接下来，我们需要对爬取到的数据进行清洗。我们可以使用pandas库来实现这个任务。以下是一个简单的Python代码示例：

import requests
from bs4 import BeautifulSoup
import pandas as pd

url = 'https://www.dangdang.com/cp01.00.00.00.00.00.html'

response = requests.get(url)
soup = BeautifulSoup(response.text, 'html.parser')

books = soup.find_all('div', {'class': 'con'})

data = []
for book in books:
    title = book.find('a', {'class': 'pic'}).get('title')
    author = book.find('div', {'class': 'publisher_info'}).find_all('a')[0].text
    price = book.find('span', {'class': 'price_n'}).text
    data.append([title, author, price])

df = pd.DataFrame(data, columns=['Title', 'Author', 'Price'])

# 清洗价格数据
df['Price'] = df['Price'].str.replace('¥', '').astype(float)

print(df.head())

在上面的示例中，我们首先使用之前的代码爬取了数据，并将其转换为DataFrame对象。然后，我们使用str.replace方法将价格数据中的'¥'符号替换为空字符串，并使用astype方法将其转换为浮点数类型。最后，我们打印DataFrame对象的前几行，以检查数据是否正确。

数据分析

接下来，我们需要对清洗后的数据进行分析。我们可以使用pandas库来实现这个任务。以下是一个简单的Python代码示例：

import requests
from bs4 import BeautifulSoup
import pandas as pd

url = 'https://www.dangdang.com/cp01.00.00.00.00.00.html'

response = requests.get(url)
soup = BeautifulSoup(response.text, 'html.parser')

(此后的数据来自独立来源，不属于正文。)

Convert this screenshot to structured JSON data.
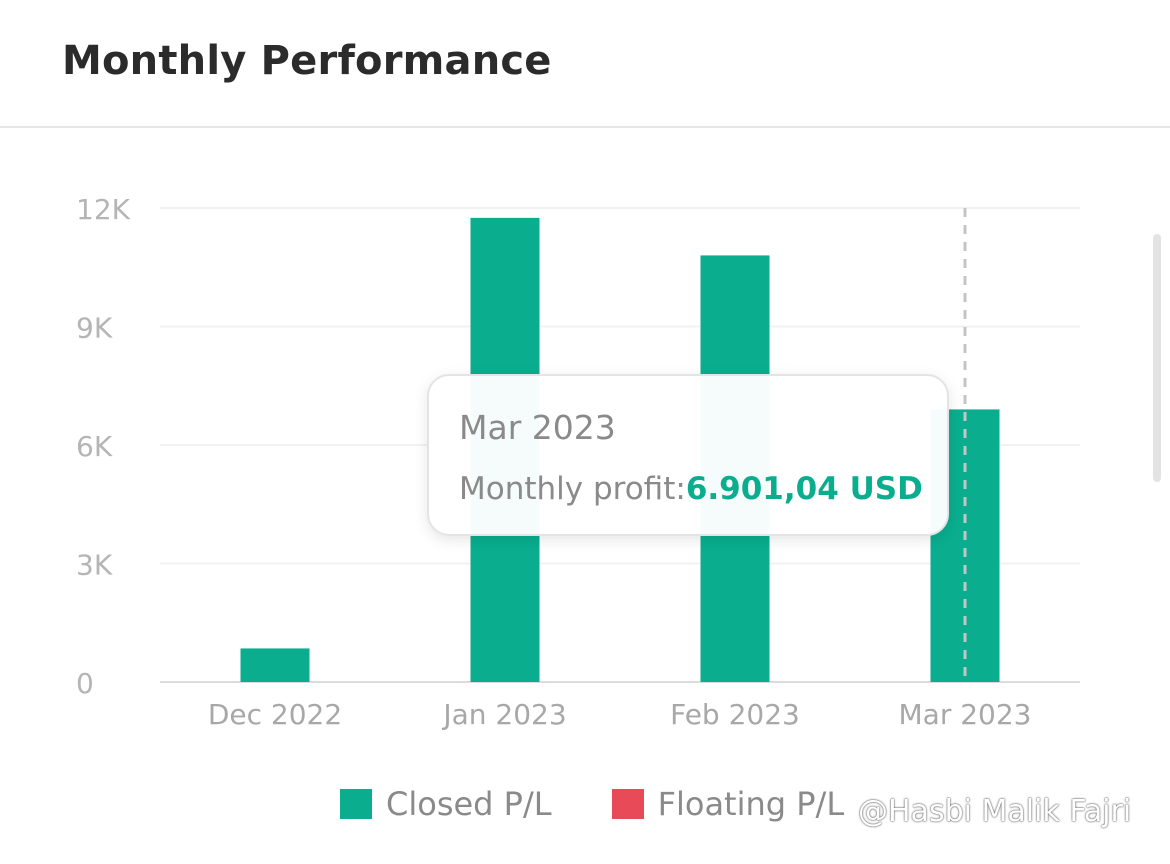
{
  "header": {
    "title": "Monthly Performance"
  },
  "chart_data": {
    "type": "bar",
    "categories": [
      "Dec 2022",
      "Jan 2023",
      "Feb 2023",
      "Mar 2023"
    ],
    "series": [
      {
        "name": "Closed P/L",
        "color": "#0aae8e",
        "values": [
          850,
          11750,
          10800,
          6901.04
        ]
      },
      {
        "name": "Floating P/L",
        "color": "#e84a58",
        "values": [
          0,
          0,
          0,
          0
        ]
      }
    ],
    "yticks": [
      0,
      3000,
      6000,
      9000,
      12000
    ],
    "ytick_labels": [
      "0",
      "3K",
      "6K",
      "9K",
      "12K"
    ],
    "ylim": [
      0,
      12000
    ],
    "grid": true,
    "legend": "bottom",
    "highlighted_category": "Mar 2023"
  },
  "tooltip": {
    "title": "Mar 2023",
    "label": "Monthly profit:",
    "value": "6.901,04 USD"
  },
  "legend": {
    "items": [
      {
        "label": "Closed P/L",
        "color": "#0aae8e"
      },
      {
        "label": "Floating P/L",
        "color": "#e84a58"
      }
    ]
  },
  "watermark": "@Hasbi Malik Fajri"
}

books = soup.find_all('div', {'class': 'con'})

data = []
for book in books:
    title = book.find('a', {'class': 'pic'}).get('title')
    author = book.find('div', {'class': 'publisher_info'}).find_all('a')[0].text
    price = book.find('span', {'class': 'price_n'}).text
    data.append([title, author, price])

df = pd.DataFrame(data, columns=['Title', 'Author', 'Price'])

# 清洗价格数据
df['Price'] = df['Price'].str.replace('¥', '').astype(float)

# 统计每个作者的书籍数量和平均价格
author_count = df.groupby('Author').agg({'Title': 'count', 'Price': 'mean'})
print(author_count)

# 统计每个价格区间的书籍数量
price_bins = [0, 20, 40, 60, 80, 100, 200, 500]
price_labels = ['0-20', '20-40', '40-60', '60-80', '80-100', '100-200', '200-500']
df['Price Range'] = pd.cut(df['Price'], bins=price_bins, labels=price_labels)
price_count = df.groupby('Price Range').agg({'Title': 'count'})
print(price_count)

在上面的示例中，我们首先使用之前的代码爬取了数据，并将其转换为DataFrame对象。然后，我们使用str.replace方法将价格数据中的'¥'符号替换为空字符串，并使用astype方法将其转换为浮点数类型。接着，我们使用groupby方法对作者进行分组，并使用agg方法统计每个作者的书籍数量和平均价格。最后，我们使用cut方法将价格数据分成不同的价格区间，并使用groupby方法统计每个价格区间的书籍数量。

数据可视化

最后，我们可以使用matplotlib库将数据可视化。以下是一个简单的Python代码示例：

import requests
from bs4 import BeautifulSoup
import pandas as pd
import matplotlib.pyplot as plt

url = 'https://www.dangdang.com/cp01.00.00.00.00.00.html'

response = requests.get(url)
soup = BeautifulSoup(response.text, 'html.parser')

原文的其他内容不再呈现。